In the United States, those in the top decile of income account for half of household emissions, while those in the bottom half account for under 10 percent. (Greg Rivers / Unsplash)
Last spring, the Financial Times published a useful series of charts showing the correlation between CO2 emissions and the global distribution of wealth. The inequalities of the climate crisis are often, in many ways rightly, conceptualized as inequities between countries — particularly those of a few rich, carbon-intensive, industrialized economies and the rest.
But, as the FT’s data very clearly showed, there’s actually a stark and highly visible divide between a tiny minority of extremely wealthy people and everyone else. Taken as a whole, those in the global top 1 percent of income account for 15 percent of emissions, which is more than double the share of those in the bottom half. The extremely wealthy have only gotten richer over the past thirty years and, as the data shows, their carbon footprints have gotten much bigger as well.
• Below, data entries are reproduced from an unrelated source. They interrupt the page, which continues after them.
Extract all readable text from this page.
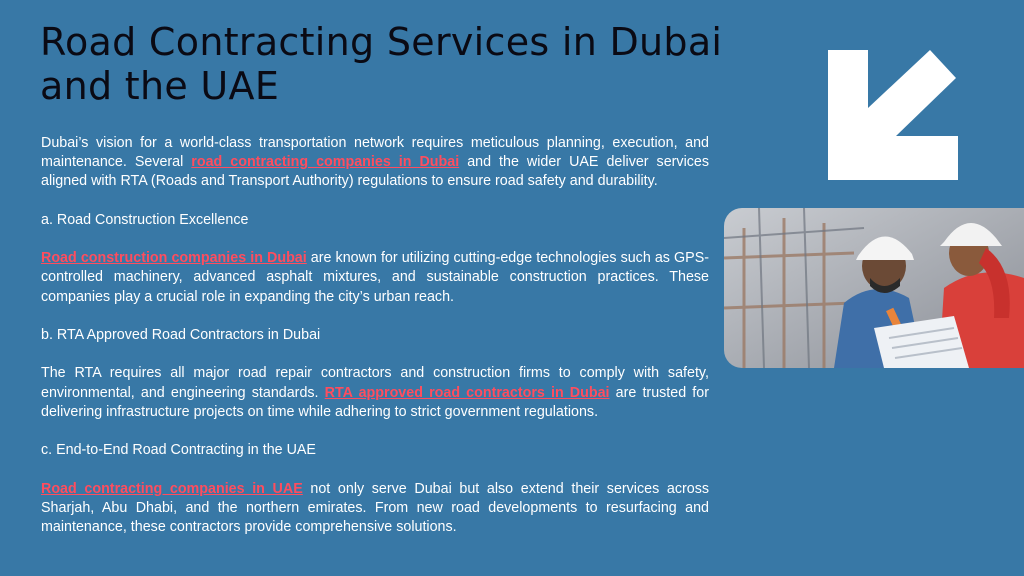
Road Contracting Services in Dubai and the UAE

Dubai’s vision for a world-class transportation network requires meticulous planning, execution, and maintenance. Several road contracting companies in Dubai and the wider UAE deliver services aligned with RTA (Roads and Transport Authority) regulations to ensure road safety and durability.

a. Road Construction Excellence

Road construction companies in Dubai are known for utilizing cutting-edge technologies such as GPS-controlled machinery, advanced asphalt mixtures, and sustainable construction practices. These companies play a crucial role in expanding the city’s urban reach.

b. RTA Approved Road Contractors in Dubai

The RTA requires all major road repair contractors and construction firms to comply with safety, environmental, and engineering standards. RTA approved road contractors in Dubai are trusted for delivering infrastructure projects on time while adhering to strict government regulations.

c. End-to-End Road Contracting in the UAE

Road contracting companies in UAE not only serve Dubai but also extend their services across Sharjah, Abu Dhabi, and the northern emirates. From new road developments to resurfacing and maintenance, these contractors provide comprehensive solutions.
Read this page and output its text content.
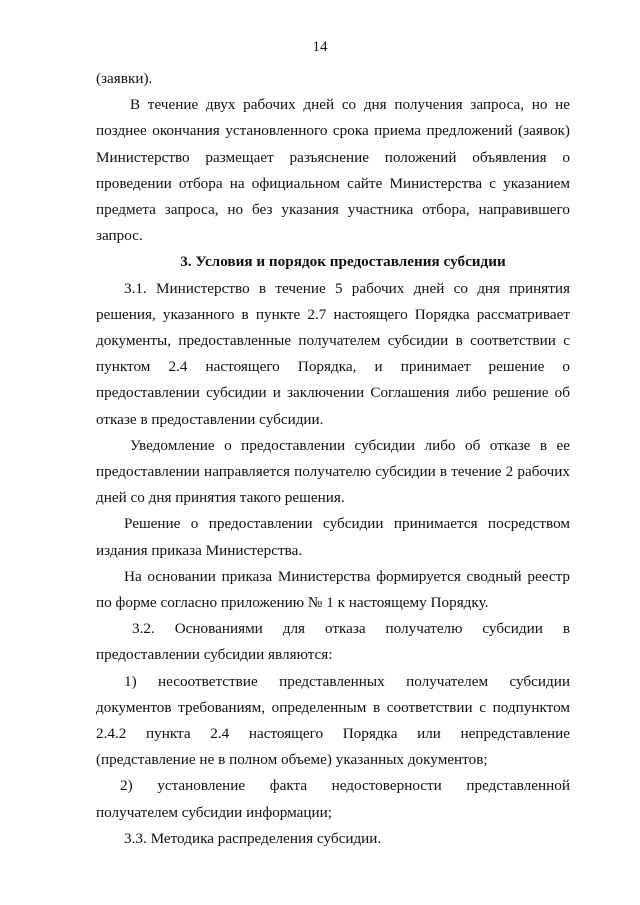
14

(заявки).

В течение двух рабочих дней со дня получения запроса, но не позднее окончания установленного срока приема предложений (заявок) Министерство размещает разъяснение положений объявления о проведении отбора на официальном сайте Министерства с указанием предмета запроса, но без указания участника отбора, направившего запрос.

3. Условия и порядок предоставления субсидии

3.1. Министерство в течение 5 рабочих дней со дня принятия решения, указанного в пункте 2.7 настоящего Порядка рассматривает документы, предоставленные получателем субсидии в соответствии с пунктом 2.4 настоящего Порядка, и принимает решение о предоставлении субсидии и заключении Соглашения либо решение об отказе в предоставлении субсидии.

Уведомление о предоставлении субсидии либо об отказе в ее предоставлении направляется получателю субсидии в течение 2 рабочих дней со дня принятия такого решения.

Решение о предоставлении субсидии принимается посредством издания приказа Министерства.

На основании приказа Министерства формируется сводный реестр по форме согласно приложению № 1 к настоящему Порядку.

3.2. Основаниями для отказа получателю субсидии в

предоставлении субсидии являются:

1) несоответствие представленных получателем субсидии документов требованиям, определенным в соответствии с подпунктом 2.4.2 пункта 2.4 настоящего Порядка или непредставление (представление не в полном объеме) указанных документов;

2) установление факта недостоверности представленной

получателем субсидии информации;

3.3. Методика распределения субсидии.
When this perspective is narrowed to individual countries, the class divide vis-à-vis carbon emissions is truly astonishing to behold. In the United States, those in the top decile of income alone account for half of household emissions while the bottom half account for under 10 percent. While America is admittedly a pretty extreme case, the same basic pattern holds true across many large industrialized economies — a point which underscores that the divides within countries are often at least as important as the divides between them.